For a scale-up north of $25K/month inference spend with DevOps capacity: LiteLLM self-hosted, Langfuse for traces, Cloudflare or your own CDN in front of it for edge caching.
For a Cloudflare-native shop: Cloudflare AI Gateway, with Portkey or your own guardrail layer added on top if compliance demands it.
For an enterprise already running Kong: Kong AI Gateway, full stop. Don’t introduce a new vendor for this.
The pattern that keeps emerging across all these stacks, regardless of which gateway you pick, is a three-layer architecture: gateway for routing and policy, evals for quality, observability for traces.

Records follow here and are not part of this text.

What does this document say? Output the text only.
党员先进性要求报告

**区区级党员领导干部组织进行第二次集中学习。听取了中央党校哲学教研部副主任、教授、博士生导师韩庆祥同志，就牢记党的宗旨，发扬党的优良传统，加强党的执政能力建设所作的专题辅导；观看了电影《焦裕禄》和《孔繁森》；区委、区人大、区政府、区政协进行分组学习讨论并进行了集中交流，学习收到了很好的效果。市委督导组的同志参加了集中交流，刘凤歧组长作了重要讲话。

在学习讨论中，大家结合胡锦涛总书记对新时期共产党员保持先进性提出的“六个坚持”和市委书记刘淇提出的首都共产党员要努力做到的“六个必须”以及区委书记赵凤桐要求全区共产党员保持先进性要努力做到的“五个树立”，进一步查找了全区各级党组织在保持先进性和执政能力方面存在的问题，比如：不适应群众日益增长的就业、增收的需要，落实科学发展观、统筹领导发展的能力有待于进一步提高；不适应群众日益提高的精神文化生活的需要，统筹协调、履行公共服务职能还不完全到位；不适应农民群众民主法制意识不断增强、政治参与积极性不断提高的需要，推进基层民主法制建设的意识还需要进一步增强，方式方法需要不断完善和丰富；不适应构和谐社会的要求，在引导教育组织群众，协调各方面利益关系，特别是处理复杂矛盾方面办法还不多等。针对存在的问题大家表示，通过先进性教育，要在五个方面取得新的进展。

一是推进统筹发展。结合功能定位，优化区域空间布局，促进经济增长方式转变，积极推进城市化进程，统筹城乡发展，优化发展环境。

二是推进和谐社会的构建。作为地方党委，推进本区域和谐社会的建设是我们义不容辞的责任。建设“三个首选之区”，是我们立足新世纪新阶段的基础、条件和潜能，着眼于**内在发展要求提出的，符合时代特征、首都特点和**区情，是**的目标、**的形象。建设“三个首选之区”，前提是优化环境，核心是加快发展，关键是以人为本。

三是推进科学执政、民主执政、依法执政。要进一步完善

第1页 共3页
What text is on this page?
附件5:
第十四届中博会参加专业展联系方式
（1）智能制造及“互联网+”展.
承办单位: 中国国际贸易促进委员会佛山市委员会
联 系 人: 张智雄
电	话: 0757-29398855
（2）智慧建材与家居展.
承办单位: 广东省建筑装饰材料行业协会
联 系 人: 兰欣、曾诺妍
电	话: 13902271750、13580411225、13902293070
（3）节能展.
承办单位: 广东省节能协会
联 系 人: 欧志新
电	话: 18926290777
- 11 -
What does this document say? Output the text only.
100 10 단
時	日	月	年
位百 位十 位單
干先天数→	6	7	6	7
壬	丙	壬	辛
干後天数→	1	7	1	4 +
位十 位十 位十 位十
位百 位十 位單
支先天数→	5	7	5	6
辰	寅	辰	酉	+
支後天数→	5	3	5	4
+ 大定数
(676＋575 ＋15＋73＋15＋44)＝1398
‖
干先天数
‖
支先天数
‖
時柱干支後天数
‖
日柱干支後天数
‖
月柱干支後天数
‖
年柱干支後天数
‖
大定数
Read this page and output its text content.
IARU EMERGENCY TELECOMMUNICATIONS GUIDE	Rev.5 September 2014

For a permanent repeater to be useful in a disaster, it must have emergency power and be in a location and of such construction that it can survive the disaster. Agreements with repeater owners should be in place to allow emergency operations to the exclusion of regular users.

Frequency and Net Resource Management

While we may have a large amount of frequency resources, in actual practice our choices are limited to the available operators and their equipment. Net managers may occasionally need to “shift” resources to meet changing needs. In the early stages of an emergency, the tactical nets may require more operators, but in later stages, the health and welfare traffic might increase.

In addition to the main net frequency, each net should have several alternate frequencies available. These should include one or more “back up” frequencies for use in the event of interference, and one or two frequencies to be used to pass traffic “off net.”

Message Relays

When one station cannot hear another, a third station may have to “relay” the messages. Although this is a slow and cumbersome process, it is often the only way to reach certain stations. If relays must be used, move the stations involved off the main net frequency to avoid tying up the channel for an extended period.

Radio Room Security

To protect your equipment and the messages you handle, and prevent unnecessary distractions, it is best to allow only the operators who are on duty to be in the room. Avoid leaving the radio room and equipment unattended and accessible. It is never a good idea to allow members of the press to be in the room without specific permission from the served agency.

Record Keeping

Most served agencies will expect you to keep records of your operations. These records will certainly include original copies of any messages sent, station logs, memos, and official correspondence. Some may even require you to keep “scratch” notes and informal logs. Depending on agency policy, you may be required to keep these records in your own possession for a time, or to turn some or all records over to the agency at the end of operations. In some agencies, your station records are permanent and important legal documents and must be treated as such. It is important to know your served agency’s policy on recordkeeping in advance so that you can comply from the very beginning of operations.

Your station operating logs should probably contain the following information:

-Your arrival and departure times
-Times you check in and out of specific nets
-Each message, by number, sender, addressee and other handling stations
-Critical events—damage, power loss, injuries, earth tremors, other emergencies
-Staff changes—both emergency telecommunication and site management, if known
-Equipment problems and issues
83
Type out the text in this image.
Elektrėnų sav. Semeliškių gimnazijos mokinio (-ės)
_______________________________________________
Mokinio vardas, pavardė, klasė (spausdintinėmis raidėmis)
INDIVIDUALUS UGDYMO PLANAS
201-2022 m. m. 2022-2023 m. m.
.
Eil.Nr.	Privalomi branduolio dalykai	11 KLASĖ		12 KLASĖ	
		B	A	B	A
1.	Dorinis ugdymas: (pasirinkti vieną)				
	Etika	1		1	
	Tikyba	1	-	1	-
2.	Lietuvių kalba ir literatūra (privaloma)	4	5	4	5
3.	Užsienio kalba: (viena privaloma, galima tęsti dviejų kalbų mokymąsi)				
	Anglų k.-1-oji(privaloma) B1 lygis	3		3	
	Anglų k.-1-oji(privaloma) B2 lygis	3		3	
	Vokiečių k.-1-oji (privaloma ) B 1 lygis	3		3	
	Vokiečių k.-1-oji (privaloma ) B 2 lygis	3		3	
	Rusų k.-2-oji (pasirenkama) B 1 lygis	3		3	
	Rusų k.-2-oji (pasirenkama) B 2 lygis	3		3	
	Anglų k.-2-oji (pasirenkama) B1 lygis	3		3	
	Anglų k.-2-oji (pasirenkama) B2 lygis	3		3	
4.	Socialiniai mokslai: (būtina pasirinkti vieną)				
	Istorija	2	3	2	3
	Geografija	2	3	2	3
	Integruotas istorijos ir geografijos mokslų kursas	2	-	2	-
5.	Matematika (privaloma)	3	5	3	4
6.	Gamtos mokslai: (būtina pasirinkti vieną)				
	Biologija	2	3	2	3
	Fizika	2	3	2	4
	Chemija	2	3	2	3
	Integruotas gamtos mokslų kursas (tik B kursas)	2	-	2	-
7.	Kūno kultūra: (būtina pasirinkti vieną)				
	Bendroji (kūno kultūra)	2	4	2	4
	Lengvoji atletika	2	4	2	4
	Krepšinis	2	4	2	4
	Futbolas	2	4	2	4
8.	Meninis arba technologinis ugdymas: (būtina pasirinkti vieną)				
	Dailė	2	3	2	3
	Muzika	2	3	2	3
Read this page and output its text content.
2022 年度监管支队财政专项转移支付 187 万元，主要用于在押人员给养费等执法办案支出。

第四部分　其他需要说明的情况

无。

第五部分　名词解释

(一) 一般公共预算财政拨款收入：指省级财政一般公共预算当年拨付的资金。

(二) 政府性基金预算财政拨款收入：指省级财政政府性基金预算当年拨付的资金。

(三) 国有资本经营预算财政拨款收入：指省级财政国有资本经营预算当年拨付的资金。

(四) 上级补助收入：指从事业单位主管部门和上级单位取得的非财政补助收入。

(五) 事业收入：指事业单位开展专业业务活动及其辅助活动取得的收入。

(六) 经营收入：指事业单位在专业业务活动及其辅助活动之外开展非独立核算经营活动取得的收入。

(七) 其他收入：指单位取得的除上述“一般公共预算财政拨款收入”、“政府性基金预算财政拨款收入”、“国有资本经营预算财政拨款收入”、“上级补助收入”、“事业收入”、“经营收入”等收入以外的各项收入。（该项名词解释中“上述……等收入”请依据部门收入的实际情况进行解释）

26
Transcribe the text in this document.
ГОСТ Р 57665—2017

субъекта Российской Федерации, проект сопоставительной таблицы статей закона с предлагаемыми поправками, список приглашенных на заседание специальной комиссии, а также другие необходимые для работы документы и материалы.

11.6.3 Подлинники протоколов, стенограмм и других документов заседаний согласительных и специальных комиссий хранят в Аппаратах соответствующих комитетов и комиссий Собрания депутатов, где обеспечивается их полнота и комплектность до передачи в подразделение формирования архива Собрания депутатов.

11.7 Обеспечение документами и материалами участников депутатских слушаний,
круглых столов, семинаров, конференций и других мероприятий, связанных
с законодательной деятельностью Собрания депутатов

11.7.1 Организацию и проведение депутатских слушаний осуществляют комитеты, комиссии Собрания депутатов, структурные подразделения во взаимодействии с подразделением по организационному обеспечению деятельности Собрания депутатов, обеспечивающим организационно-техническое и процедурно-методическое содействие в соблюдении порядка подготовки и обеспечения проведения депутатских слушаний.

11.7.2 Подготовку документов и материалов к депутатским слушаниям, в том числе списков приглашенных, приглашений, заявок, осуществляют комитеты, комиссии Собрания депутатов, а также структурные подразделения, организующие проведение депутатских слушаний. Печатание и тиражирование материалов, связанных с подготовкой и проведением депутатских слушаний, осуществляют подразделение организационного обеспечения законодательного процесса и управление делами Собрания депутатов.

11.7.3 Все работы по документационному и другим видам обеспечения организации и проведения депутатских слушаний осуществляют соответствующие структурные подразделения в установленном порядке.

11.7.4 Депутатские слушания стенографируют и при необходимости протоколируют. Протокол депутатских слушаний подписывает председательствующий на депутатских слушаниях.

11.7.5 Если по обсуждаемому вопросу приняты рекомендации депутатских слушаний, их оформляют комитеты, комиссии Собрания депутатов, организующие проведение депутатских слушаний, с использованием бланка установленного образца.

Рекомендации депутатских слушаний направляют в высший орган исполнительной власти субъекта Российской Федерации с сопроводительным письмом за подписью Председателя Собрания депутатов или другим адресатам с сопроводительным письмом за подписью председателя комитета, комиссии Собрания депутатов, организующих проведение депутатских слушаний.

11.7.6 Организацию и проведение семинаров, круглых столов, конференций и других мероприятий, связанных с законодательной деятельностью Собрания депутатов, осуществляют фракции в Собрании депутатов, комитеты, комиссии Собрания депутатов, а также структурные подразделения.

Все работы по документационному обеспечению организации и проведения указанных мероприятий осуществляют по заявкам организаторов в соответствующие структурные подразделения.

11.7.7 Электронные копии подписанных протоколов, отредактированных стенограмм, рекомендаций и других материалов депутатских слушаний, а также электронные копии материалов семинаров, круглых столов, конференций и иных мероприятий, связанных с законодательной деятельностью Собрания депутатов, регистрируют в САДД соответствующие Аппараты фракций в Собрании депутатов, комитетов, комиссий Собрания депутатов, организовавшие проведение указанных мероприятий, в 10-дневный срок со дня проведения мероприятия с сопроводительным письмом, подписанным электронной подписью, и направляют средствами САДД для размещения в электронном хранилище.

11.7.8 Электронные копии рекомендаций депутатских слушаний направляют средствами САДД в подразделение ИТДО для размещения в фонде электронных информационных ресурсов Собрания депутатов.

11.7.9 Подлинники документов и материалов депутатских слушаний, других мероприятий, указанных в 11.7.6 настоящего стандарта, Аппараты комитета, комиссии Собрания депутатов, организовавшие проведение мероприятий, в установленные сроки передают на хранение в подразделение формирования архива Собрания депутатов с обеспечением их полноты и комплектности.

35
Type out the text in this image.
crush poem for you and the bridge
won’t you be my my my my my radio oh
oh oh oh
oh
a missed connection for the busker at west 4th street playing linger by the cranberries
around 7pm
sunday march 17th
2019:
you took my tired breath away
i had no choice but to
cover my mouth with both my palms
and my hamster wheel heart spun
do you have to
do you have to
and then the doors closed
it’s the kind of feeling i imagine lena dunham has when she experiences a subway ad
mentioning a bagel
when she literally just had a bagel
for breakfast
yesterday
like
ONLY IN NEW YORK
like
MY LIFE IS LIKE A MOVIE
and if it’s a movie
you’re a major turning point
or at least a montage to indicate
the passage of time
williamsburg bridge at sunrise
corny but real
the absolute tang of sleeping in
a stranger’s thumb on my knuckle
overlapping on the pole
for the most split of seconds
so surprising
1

Picking the gateway is the first decision. The other two get layered on top, and the gateway you pick will shape which observability and eval tools fit cleanly.
Migrating off raw SDKs without breaking production
If you’re sitting on direct provider SDK calls and reading this thinking “yes but our codebase is full of from anthropic import Anthropic,” the migration is less scary than it looks. Every gateway here exposes an OpenAI-compatible chat-completions endpoint. The mechanical change is two lines: swap the base URL, swap the API key.
The real work is on the routing config side. Decide your fallback chains, your timeout budget, your retry policy, and your caching rules before you cut traffic over. Run the gateway in shadow mode for a week — duplicate traffic, compare outputs, watch the cost dashboard — and only then flip the live path. Two weeks is plenty for a team that hasn’t done this before. One week if you’re disciplined.
The thing nobody tells you: the hardest part isn’t the migration, it’s resisting the urge to keep adding gateway features once you have one. Start with routing and fallbacks. Add cost attribution next. Layer in guardrails when legal asks. Don’t try to launch with all of it on day one.
If you’ve been putting this off, pick the smallest production agent you’ve got, point it at OpenRouter or Portkey for an afternoon, and watch a single week of cost data come in. Most teams do that and immediately want the gateway in front of everything else.